Discussion of chess software programming and technical issues.

Moderator: Ras

User avatar
RedBedHed
Posts: 84
Joined: Wed Aug 04, 2021 12:42 am
Full name: Ellie Moore

Method for testing ELO strength automatically

Post by RedBedHed »

Hi there,

So far I have been playing matches against the bots on Chess.com to determine playing strength. It is quite a time-consuming process. Is there a way to quickly (perhaps automatically) test the ELO strength of an engine?
>> Move Generator: Charon
>> Engine: Homura
void life() { playCapitalism(); return; live(); }
smatovic
Posts: 3233
Joined: Wed Mar 10, 2010 10:18 pm
Location: Hamburg, Germany
Full name: Srdja Matovic

Re: Method for testing ELO strength automatically

Post by smatovic »

Test suites can give you a rough estimate, e.g.:

https://talkchess.com/forum3/viewtopic.php?t=56653&

I still use them with my engine (~2000 Elo on CCRL).

--
Srdja
jtwright
Posts: 48
Joined: Wed Sep 22, 2021 9:20 pm
Full name: Jeremy Wright

Re: Method for testing ELO strength automatically

Post by jtwright »

The most common method I know of is to do a lot of fast games against an engine of known strength (usually 1000+ or more depending on the size of the Elo difference) to get an Elo estimate. You can use cutechess/cutechess-cli or other tools to automate this.

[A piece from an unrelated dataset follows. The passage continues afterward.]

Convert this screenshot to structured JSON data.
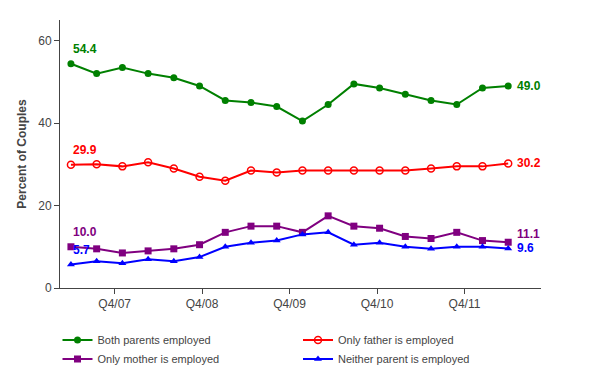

Once you know your own engine's strength, this can be a reference version of your own engine. While it's a bit noisy as a measurement, since engines have differing strengths and weaknesses, this can usually give a surprisingly solid estimate. e.g. I use this for my own estimates. Mantissa 3.7.2 had a performance of 150-160 Elo over 3.3.0 in selfplay at fast time controls. CCRL testing showed it jumped by about 170 Elo on the Blitz lists, which was pretty close to what my estimate was from selfplay.

If you want to go even more legit than that, you can download several engines of similar strength to your guess ("similar" can be pretty generous here), and set up a whole gauntlet in cutechess. Same idea, really, just with a variety of engines.

Granted, either way this still takes a while. If you only have one core, depending on time control, this could take more than a day for clear results. Should be much faster than trying to do the same via chess.com/lichess.